Un programme sur quatre abandonné : les investisseurs privés tombent à 10 000, six fois moins qu'en 2019
Le recul massif des investisseurs particuliers freine la production de logements neufs. Promoteurs et professionnels demandent des mesures claires, notamment un statut fiscal effectif pour relancer la construction.
Introduction
Le lancement des programmes immobiliers ralentit fortement : près d'une opération sur quatre n'aboutit plus aujourd'hui.

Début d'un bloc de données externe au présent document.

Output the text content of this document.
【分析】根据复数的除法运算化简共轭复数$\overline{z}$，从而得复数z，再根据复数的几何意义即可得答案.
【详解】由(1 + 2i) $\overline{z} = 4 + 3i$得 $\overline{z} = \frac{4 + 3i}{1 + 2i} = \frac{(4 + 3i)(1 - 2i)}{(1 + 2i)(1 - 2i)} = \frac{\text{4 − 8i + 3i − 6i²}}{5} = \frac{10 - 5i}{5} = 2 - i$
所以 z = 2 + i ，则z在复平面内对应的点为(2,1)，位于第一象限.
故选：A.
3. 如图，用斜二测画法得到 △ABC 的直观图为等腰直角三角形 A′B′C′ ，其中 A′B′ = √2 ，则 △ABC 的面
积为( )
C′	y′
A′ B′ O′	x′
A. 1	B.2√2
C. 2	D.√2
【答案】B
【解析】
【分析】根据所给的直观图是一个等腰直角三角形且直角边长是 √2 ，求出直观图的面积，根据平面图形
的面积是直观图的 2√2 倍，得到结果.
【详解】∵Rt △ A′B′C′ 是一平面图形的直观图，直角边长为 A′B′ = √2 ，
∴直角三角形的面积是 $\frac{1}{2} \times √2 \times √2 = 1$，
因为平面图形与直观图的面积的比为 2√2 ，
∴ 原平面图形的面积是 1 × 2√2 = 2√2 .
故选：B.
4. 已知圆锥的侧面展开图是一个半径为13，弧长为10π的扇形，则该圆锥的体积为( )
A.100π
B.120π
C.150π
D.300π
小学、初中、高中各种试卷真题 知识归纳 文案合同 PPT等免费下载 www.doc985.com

Ce recul pèse sur l'offre de logements neufs et inquiète les acteurs du secteur.
Les promoteurs appellent à des solutions pour ramener les investisseurs privés sur le marché, ou à défaut alléger certaines contraintes afin de rétablir l'équilibre économique des projets.
Contexte et chiffres clés
Le dernier baromètre de la profession fait état d'une chute marquée des ventes et des mises en chantier : ventes en bloc aux bailleurs sociaux en recul de 19%, ventes aux particuliers en baisse de 21% et un plongeon de 55% pour l'investissement locatif privé.
Des millions de candidats au logement
Parallèlement, la Fédération des promoteurs indique que le nombre d'investisseurs privés est tombé à environ 10 000 en 2025, contre 62 000 en 2019. Sur la période récente, entre 19 et 23% des programmes n'aboutiraient pas, alors qu'avant la crise ce taux était de 3 à 4%.
Combien vaut votre bien immobilier ?
Obtenez une estimation précise en moins de 2 minutes, basée sur les données du marché.
100% gratuit • Sans engagement
Pourquoi les investisseurs privés se sont retirés
Plusieurs facteurs expliquent ce désengagement : la dégradation des marges locatives, l'augmentation des charges et des taxes, ainsi que l'incertitude réglementaire qui réduit l'attrait pour le placement immobilier locatif.
Une équation économique fragilisée
Pour un particulier, la rentabilité repose sur l'écart entre loyers et charges et sur la valorisation du bien. Si le rendement attendu s'effondre, le risque de se lancer devient trop élevé et les projets ne trouvent plus leur financement privé.
Le statut du bailleur privé : quel impact ?
Le dispositif proposé vise à instaurer un mécanisme d'amortissement fiscal pour les propriétaires qui louent. Les promoteurs espèrent que cela rétablit un modèle économique viable pour l'investissement locatif.
Débat sur l'efficacité et le coût
Les textes en discussion sont controversés : le Gouvernement a estimé le coût du dispositif entre 4 et 5 milliards d'euros, tandis que la profession affirme que les recettes liées à la construction pourraient compenser une partie de cette dépense.
Conséquences et réponses politiques
Si les investisseurs privés ne reviennent pas, la conséquence est simple : moins d'opérations sont lancées, donc moins de logements livrés, tant pour le parc social que pour l'accession ou la location privée.
Mesures d'urgence et perspectives
Pour répondre au blocage, l'exécutif a annoncé des mesures ponctuelles comme un renfort des moyens pour les bailleurs sociaux et le maintien de budgets tels que MaPrimeRénov'. Les professionnels demandent cependant une clarification et un dispositif réellement opérationnel pour relancer l'investissement.
Source : Synthèse de l'enquête et des déclarations publiées par BFMTV Immo.
FAQ
- Pourquoi un quart des programmes sont-ils abandonnés ?
-
Le manque d'investisseurs privés, la hausse des coûts et une rentabilité jugée insuffisante poussent des projets à être stoppés faute de financements et de modèles économiques viables.
- Qu'est-ce que le statut du bailleur privé ?
-
C'est un dispositif fiscal prévu pour permettre aux propriétaires bailleurs d'amortir fiscalement leurs investissements, afin d'améliorer la rentabilité de la location et d'encourager l'investissement privé.
- Les mesures annoncées par le gouvernement suffiront-elles ?
-
Les aides ponctuelles (soutien aux bailleurs sociaux, maintien des budgets) atténuent la crise mais les professionnels réclament un statut pérenne et efficace pour relancer durablement le neuf.
- Quels sont les chiffres essentiels à retenir ?
-
En 2025, environ 10 000 opérations émaneraient d'investisseurs privés (contre 62 000 en 2019) et 19-23% des programmes seraient abandonnés, contre 3-4% avant la crise.